Abbondanza, nome augurale, era detto il magazzino dove venivano ricoverate le derrate alimentari necessarie alla città o allo Stato: quello che per i latini era l'annona. Il Tommaseo e altri riferiscono che a Firenze i magistrati o gli ufficiali dell'Abbondanza sovrintendevano al magazzino e fissavano il prezzo del pane, dei grani e delle biade. Abbondanziere era tale magistrato: “Quegli al quale per appalto o per altro dovere – spiega il Cardinali Borrelli – spetta la cura dei viveri de' soldati”; “colui che ha l'impegno di mantenere l'abbondanza dei viveri” (Panlessico). Presso i latini tale incarico era affidato a un pubblico ufficiale, il praefectus annonae.

Il Rigutini-Fanfani, al solito, approfitta dell'esempio per dare la sua sferzatina moraleggiante: “A molti abbondano le ricchezze, a pochi il giudizio”. Il Premoli offre un piccolo ventaglio di verbi, con varie sfumature, sinonimi di abbondare, tra i quali ridondare, esuberare, trabastare. Ma, soprattutto, cita un delizioso detto: “Nuotar nelle lasagne”, che significa avere abbondanza d'agi e di prosperità.

 

Commenti

ivana palomba

Sab, 25/01/2014 - 15:08

Gentile Stefanato Buon anno! Il detto “nuotar nelle lasagne” che evoca abbondanza, prosperità mi fa ricordare che “lasagna” o il gergale fiorentino “Lasagno” è sinonimo, nel mondo furbesco, del portafogli. Sarebbe interessante sapere se il detto ha preso spunto dal gergo o viceversa. Cordialmente Ivana Palomba

paolonardi

Sab, 25/01/2014 - 18:19

Ritorno al "Rigattiere delle parole" per esternare la mia antipatia per la parola esondare; sara' perche' e inflazionata nei media a sfavore del piu' rappresentativo straripare.
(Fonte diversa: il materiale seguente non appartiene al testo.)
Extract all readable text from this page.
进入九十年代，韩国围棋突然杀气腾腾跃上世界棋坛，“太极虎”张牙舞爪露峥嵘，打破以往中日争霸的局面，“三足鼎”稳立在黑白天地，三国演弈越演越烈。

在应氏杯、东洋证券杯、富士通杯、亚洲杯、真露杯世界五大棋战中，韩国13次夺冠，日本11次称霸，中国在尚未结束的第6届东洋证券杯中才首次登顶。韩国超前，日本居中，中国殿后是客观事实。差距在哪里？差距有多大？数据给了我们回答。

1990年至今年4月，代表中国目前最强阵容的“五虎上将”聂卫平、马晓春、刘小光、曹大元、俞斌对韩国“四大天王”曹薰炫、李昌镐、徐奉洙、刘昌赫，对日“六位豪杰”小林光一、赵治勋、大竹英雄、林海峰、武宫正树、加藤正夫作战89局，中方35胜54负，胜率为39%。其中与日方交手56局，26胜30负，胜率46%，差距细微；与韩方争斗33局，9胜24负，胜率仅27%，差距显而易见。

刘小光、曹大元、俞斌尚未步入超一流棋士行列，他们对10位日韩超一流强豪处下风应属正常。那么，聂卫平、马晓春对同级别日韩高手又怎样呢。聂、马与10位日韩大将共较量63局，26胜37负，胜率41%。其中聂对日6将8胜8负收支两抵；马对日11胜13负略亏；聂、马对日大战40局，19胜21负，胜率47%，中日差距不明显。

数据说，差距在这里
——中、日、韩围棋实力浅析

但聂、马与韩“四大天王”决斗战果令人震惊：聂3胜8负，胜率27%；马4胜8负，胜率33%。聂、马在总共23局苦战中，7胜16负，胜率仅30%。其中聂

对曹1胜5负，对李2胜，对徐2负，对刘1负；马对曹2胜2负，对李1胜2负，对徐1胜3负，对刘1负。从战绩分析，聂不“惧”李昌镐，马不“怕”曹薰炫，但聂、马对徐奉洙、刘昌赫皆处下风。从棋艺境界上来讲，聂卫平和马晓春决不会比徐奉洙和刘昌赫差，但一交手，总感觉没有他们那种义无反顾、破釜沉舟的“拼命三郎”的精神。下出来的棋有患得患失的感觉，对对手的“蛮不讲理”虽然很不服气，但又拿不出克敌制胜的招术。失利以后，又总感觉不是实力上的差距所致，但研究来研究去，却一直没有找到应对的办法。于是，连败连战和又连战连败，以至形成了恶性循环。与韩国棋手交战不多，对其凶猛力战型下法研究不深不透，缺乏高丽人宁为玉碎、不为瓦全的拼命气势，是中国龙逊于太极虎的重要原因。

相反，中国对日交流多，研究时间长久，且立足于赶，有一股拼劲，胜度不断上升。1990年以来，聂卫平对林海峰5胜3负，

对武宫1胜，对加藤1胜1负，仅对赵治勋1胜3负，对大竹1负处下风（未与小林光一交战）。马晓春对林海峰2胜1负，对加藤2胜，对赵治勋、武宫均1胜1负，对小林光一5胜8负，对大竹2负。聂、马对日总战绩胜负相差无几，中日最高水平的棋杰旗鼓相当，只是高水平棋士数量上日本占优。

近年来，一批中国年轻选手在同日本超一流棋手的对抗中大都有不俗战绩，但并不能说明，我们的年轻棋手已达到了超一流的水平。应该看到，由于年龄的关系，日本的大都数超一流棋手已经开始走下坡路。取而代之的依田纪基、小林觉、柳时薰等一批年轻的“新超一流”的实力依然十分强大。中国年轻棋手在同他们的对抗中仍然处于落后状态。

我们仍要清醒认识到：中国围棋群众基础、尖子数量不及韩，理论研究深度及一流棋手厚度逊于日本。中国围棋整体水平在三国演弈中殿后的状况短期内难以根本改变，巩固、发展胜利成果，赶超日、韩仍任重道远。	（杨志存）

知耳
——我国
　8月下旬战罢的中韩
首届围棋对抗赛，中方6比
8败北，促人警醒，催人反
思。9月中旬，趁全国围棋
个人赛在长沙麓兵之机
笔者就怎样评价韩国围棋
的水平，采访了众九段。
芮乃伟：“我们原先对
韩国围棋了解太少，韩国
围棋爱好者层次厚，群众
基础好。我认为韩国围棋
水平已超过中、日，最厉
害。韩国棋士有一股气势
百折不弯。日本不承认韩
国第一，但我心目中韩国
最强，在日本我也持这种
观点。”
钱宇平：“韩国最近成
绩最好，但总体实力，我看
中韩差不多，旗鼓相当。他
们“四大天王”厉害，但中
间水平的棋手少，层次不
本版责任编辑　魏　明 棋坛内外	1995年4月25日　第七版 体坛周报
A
A Firenze poi, lo traduciamo, letteralmente con un meno sofistocato: "dar di fori" specialmente quando ci riferiamo al nostro Arno.

paolonardi

Dom, 26/01/2014 - 15:46

Segue... la stessa espressione, in semso figurato viene usata per indicare chi esagera soprattutto mentalmente fino ad arrivare all'altra frase: "l'e' piu' fori d'un balconcino" per chi fa il matto.

Paolo Stefanato

Dom, 26/01/2014 - 16:27

Ringrazio entrambi, per l'attenzione e per gli auguri, che ricambio. A Ivana: bello il termine "furbesco" lasagna/o per portafogli; ho provato a fare qualche ricerca, ma non ho trovato riferimenti. Probabilmente il suo uso è molto circoscritto. A Paolo: concordo perfettamente sull'antipatia per esondare, che nemmeno a me piace. Concordo anche sul fatto che il linguaggio giornalistico ne ha fatto un pessimo uso, fino all'abuso (è così anche per tracimare, non trova?). Cordialità, ps

ivana palomba

Lun, 27/01/2014 - 13:35

Gentile Stefanato il termine furbesco lasagna/lasagno è diffuso in tutte le regioni (Ferrero,dizionario storico dei gerghi italiani,1991)ma, ripeto, sarebbe oltremodo significativo sapere se il detto "nuotare nelle lasagne" discende dal gergo o no. Cordialmente Ivana Palomba

Ritratto di Ezechiele lupo

Ezechiele lupo

Lun, 27/01/2014 - 17:24

Risus abundat in ore stultorum. Sono pienamente d'accordo sull'uso esagerato del verbo "esondare" al posto del più preciso "straripare".

Bianchetti Andreino

Lun, 27/01/2014 - 18:05

Di solito è nel condimento della "lasagna" che si nuota. Una lasagna asciutta non sa da niente, come pure un portafogli secco. Lasagna all'anatra o lasagna alla lepre convince nuotatori, in gran specie, quelli del Lambrusco che ubriaca poco, per quanto se ne tracanni all'imbandita tavola dell'Emilia mia.

Bianchetti Andreino

Lun, 27/01/2014 - 18:05

Di solito è nel condimento della "lasagna" che si nuota. Una lasagna asciutta non sa da niente, come pure un portafogli secco. Lasagna all'anatra o lasagna alla lepre convince nuotatori, in gran specie, quelli del Lambrusco che ubriaca poco, per quanto se ne tracanni all'imbandita tavola dell'Emilia mia.